Now, in all honesty, I don't think there's a huge contradiction in the child rape case particularly, because I don't think conservatives as a rule apply their standard rape apologia -- namely, the bitch really wanted it after all -- to children. But in general, I think this is a very insightful point, and gets at an interesting paradox in our discourse around certain horrible injustices -- namely, sometimes, the act of extreme stigmatization can actual help protect the unjust behavior from further reform.
One of the things I've noticed with regards to rape discourse is how so many people want to treat it differently from other violent crimes. Most of the reasons for this are rather bogus: it's no more he-said/she-said than many other legal problems courts deal with daily; there isn't a particularly strong incentive for women to lie about the crime being committed, and we don't display the same default cynicism towards accusers in other cases where the incentive to lie is far greater (insurance fraud for robbery and arson, for example). But one argument stands out: that the accusation of rape is so uniquely stigmatizing to the reputation of the accused that we must be extra-vigilent to guard against false reports.
And the premise -- that the accusation of rape is uniquely stigmatizing -- strikes me as surprisingly accurate. Despite the dearth of effort focused on providing justice to actual rape victims (not to mention prevention efforts), the abstract language we use is one of virulent condemnation -- as in Gov. Jindal's overwrought castration plan. But, far from being in tension with the anemic concrete protections for victims of rape, the stigmatizing rhetoric actually helps sustain a climate in which citizens are hesitant to take action. As Ugly in Pink says, raising the rhetorical heat to such high degrees makes jurors reluctant to convict, particularly when that means no choice but assigning draconian penalities.

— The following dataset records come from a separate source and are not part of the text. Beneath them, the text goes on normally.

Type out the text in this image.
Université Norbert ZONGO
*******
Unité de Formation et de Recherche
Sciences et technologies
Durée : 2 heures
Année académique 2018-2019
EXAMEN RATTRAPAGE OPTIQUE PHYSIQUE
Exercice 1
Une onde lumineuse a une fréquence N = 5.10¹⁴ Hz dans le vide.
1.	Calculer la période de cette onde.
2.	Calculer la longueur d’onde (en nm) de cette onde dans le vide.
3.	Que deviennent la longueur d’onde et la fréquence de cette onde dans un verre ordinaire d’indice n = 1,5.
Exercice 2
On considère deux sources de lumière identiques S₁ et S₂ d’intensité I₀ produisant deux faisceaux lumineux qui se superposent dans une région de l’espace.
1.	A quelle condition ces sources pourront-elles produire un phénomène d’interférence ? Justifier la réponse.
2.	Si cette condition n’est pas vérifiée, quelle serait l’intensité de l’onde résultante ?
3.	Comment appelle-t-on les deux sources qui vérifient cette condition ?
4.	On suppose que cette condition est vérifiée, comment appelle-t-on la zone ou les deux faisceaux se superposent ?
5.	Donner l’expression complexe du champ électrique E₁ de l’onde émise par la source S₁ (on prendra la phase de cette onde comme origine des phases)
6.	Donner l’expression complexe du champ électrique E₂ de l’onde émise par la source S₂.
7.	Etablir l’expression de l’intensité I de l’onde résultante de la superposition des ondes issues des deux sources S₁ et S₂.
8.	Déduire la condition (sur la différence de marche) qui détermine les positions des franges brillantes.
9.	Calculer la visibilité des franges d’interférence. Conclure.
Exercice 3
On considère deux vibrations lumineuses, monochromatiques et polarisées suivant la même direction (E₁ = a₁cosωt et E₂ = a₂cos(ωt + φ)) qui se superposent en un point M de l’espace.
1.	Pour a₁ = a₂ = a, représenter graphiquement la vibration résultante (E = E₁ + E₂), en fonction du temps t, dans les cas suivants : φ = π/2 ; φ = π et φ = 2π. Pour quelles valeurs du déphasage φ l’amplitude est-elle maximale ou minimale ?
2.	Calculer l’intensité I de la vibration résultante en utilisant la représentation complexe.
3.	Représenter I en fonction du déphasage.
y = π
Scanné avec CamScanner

Now one might say that these crimes are truly repugnant, and thus deserve the highest depths of our condemnation. And I'd agree. But consider another case: the controversy over so-called "gray rape." Many people, including many women, have been resistent to use the rape label (hence the "gray" appellation), specifically because they don't see what happened to them as being commesurate with the ultimate evil that is rape. The intense stigma attached to rape means that we are naturally hesitant to apply the label to all but the most extreme cases, and that has the effect of shielding a great number of violent sexual assaults from being brought to justice.
This plays into the previously blogged upon "just world" theorem, which basically describes the psychological preference (or need) most people have to believe the world is just. Given that constraint, it is impossible to believe that a given act X is a) horrifyingly, unforgivably evil and b) common and widespread. Despite Arendt's protest, we cannot truly believe that evil is that banal. The reconciliation comes by redefining X, usually by restricting it to a narrow enough band of cases so that it no longer can be seen as omnipresent.
In this way, extreme stigmatization of injustice acts as a ward for it. By virtue of our strident condemnations, we are simultaneously signaling that the events in question are abhorrent as well as aberrant. They are exceptions. They are so far beyond the ethical standards of society that they merit this extreme reaction. The implication is that the object in question cannot, by its very nature, incorporate any mainstream elements, for that would undermine the very lifeblood of the stigma.
Racism is another example of stigma operating to reify, rather than undermine, an oppressive force. Prior to the Civil Rights revolution, racist activities were common and widespread, but they were not considered to be evil. After the civil rights revolution, we began to come to terms with the magnitude of the injustice that racism represented. But to recognize that while still accounting for its pervasive presence in American society would force us to consider the possibility that our system might be fundamentally unjust ("to the bone", as Jerome McCristal Culp might have put it). Society can't function when the vast majority of persons are considered implicated in supreme evil. If I can't associate with a racist, and everyone is a racist, I can't associate with anyone. This state of affairs is untenable. So racism got redefined to only mean the most overt, shocking, horrifying aspects of White supremacy, and the rest gets a free pass.
How do we resolve this dilemma? I'm on the record as favoring lowering rhetorical heat in order to create space for more public action (in other words, I want to diminish the sentiment that all race-based wrongs, or (yes) all sex crimes, are "horrifyingly, unforgivably evil."). This doesn't mean that I believe nothing qualifies for fiery, virulent condemnation -- a lynch mob or a child rape certainly does. But if (and because) we do need to preserve our rhetorical cannons for those truly horrible events, that then impresses the need to develop a more vibrant, flexible vocabulary for discussing these sorts of wrongs. If "racism" is to mean "unforgivably evil", then we need words that describe racial injustice that do not have that connotation -- for there are acts of racial significance that are neither unforgivable nor justly ignored.